In 2005, Kessler, Koski, Sorkin, Albert and Rabbis Goodman and Rose founded Jewish Prison Outreach.
Isolation and alienation were among topics they vowed to address. Over the years, outreach has evolved to include Jewish holiday mailings and Jewish calendars for Jewish prisoners in Missouri; Jewish study guides; a family and friends support group that meets about every two months at Jewish Federation; emotional and spiritual support through Rabbi Goodman’s weekly Shalvah, or recovery, group at Neve Shalom; mentoring, plus housing and job advice, for released inmates; and prison visits during which Rabbi Goodman, who sings at JPO fundraising concerts, conducts Jewish study groups.
However, acknowledging that Judaism has lagged behind other denominations in reaching out to Jewish prisoners and their families was one thing. Calculating how many Jews are incarcerated was another.
In Missouri, prisoners can self-identify as members of any religion. Whether they were born into the faith or formally converted is not the issue. Also, some inmates withhold religious information.

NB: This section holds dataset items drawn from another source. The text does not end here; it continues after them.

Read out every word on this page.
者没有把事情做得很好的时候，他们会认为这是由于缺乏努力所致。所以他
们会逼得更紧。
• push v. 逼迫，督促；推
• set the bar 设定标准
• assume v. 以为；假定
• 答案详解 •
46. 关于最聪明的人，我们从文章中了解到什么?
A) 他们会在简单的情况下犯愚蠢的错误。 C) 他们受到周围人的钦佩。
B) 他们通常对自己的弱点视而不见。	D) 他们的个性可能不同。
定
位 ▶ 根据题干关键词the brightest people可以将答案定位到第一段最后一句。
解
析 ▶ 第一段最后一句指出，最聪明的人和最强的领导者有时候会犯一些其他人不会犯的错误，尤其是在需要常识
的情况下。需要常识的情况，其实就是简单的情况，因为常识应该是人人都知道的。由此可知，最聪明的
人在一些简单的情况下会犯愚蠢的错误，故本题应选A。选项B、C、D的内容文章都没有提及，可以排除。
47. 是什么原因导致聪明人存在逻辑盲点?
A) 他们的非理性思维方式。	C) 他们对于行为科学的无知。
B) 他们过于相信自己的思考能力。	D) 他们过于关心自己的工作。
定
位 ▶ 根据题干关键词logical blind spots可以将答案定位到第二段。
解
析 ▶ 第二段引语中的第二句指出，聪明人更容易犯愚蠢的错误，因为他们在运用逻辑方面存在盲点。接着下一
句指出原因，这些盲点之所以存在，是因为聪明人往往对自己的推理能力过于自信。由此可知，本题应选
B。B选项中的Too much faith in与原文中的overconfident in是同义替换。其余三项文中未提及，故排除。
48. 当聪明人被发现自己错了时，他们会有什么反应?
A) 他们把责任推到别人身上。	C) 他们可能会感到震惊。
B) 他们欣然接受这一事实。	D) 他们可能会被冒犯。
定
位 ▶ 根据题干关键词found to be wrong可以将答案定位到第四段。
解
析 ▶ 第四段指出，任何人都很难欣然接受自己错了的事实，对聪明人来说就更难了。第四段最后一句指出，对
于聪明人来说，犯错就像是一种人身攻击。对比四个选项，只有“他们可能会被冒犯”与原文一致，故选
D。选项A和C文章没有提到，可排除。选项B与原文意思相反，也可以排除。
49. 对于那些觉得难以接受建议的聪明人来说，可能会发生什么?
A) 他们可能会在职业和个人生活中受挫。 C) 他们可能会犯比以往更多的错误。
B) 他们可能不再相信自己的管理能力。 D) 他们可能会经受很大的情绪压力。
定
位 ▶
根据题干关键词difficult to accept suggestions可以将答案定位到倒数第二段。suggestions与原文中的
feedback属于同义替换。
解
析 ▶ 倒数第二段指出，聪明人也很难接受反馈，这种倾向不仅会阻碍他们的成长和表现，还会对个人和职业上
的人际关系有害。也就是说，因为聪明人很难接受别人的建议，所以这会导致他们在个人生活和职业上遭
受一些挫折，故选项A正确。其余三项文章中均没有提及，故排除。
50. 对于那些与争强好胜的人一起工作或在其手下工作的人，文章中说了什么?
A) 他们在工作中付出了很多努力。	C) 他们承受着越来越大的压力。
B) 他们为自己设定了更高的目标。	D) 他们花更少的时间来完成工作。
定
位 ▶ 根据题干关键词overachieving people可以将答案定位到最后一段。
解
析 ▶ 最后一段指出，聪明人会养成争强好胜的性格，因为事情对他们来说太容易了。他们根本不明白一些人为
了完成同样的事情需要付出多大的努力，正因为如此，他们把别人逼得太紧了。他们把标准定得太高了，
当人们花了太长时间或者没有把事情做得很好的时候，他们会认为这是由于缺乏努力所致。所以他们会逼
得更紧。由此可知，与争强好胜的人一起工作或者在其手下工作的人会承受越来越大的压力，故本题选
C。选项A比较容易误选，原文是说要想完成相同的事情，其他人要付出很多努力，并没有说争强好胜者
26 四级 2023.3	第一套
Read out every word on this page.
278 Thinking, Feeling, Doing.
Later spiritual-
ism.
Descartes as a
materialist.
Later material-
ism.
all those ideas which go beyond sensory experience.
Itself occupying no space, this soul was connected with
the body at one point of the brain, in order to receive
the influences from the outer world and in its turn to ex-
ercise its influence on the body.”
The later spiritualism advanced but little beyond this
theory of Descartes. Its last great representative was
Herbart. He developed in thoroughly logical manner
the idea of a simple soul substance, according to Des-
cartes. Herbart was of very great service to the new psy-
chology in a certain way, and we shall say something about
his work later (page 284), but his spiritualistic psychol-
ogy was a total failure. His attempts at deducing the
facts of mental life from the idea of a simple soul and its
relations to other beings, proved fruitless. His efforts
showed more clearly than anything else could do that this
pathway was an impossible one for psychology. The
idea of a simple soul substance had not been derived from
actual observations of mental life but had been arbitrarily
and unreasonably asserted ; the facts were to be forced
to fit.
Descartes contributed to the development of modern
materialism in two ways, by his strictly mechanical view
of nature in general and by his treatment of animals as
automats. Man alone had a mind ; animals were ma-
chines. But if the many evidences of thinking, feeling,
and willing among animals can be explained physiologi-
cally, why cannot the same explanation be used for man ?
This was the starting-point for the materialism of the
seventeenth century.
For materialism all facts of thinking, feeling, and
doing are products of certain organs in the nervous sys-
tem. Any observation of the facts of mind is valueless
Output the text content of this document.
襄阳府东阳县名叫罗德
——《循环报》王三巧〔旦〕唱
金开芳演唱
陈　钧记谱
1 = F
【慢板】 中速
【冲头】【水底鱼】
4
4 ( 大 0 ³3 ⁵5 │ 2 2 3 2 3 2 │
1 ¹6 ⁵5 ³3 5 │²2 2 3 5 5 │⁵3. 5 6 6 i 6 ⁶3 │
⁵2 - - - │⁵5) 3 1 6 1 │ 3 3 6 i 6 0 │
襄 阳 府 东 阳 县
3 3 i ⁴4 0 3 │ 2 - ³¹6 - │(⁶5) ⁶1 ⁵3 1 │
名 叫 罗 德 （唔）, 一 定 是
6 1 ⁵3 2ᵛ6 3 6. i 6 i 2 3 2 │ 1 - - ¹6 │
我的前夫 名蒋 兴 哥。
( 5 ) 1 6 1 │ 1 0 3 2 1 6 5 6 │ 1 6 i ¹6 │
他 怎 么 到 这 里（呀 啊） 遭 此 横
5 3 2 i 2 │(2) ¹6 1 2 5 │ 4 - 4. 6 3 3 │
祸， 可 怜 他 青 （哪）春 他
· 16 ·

According to the Missouri Department of Corrections, the state had 30,480 prisoners in February 2011. How many are Jewish is open to debate.
Of the approximately 50 inmates Rabbi Goodman sees monthly in study groups, primarily at three Missouri prisons, he estimates that “maybe 20 percent,” or 10, are Jewish.
Small numbers, however, do not seem to reduce earnestness. During one six-week interval, all 15 men in one of his groups taught themselves to read aloud a Hebrew prayer, which they began to translate. “I was like paralyzed,” the rabbi says. When he asked how they did it, they replied: “We are hungry and we have time.”
The rabbi’s prison study groups usually meet for two to three hours. “Hardly ever does anybody leave the table. They don’t even go to the bathroom. We don’t break. It’s that kind of intensity,” he says.
Rather than over-worry precise numbers of prisoners, JPO members — with ongoing encouragement from Rabbi Carnie Rose, of B’nai Amoona — put their faith in such Talmudic reminders as “all of Israel are responsible one for each other.”
JPO’s Kessler felt affirmed while driving home the Jewish mother of an inmate, after a support group meeting. “Thank you,” the woman said. “I thought I was alone in my tsuris,” or difficulties.
Koski, whose daughter has spent the past 10 years in and out of prison, has found her own resolution: being there for her daughter and for others, too.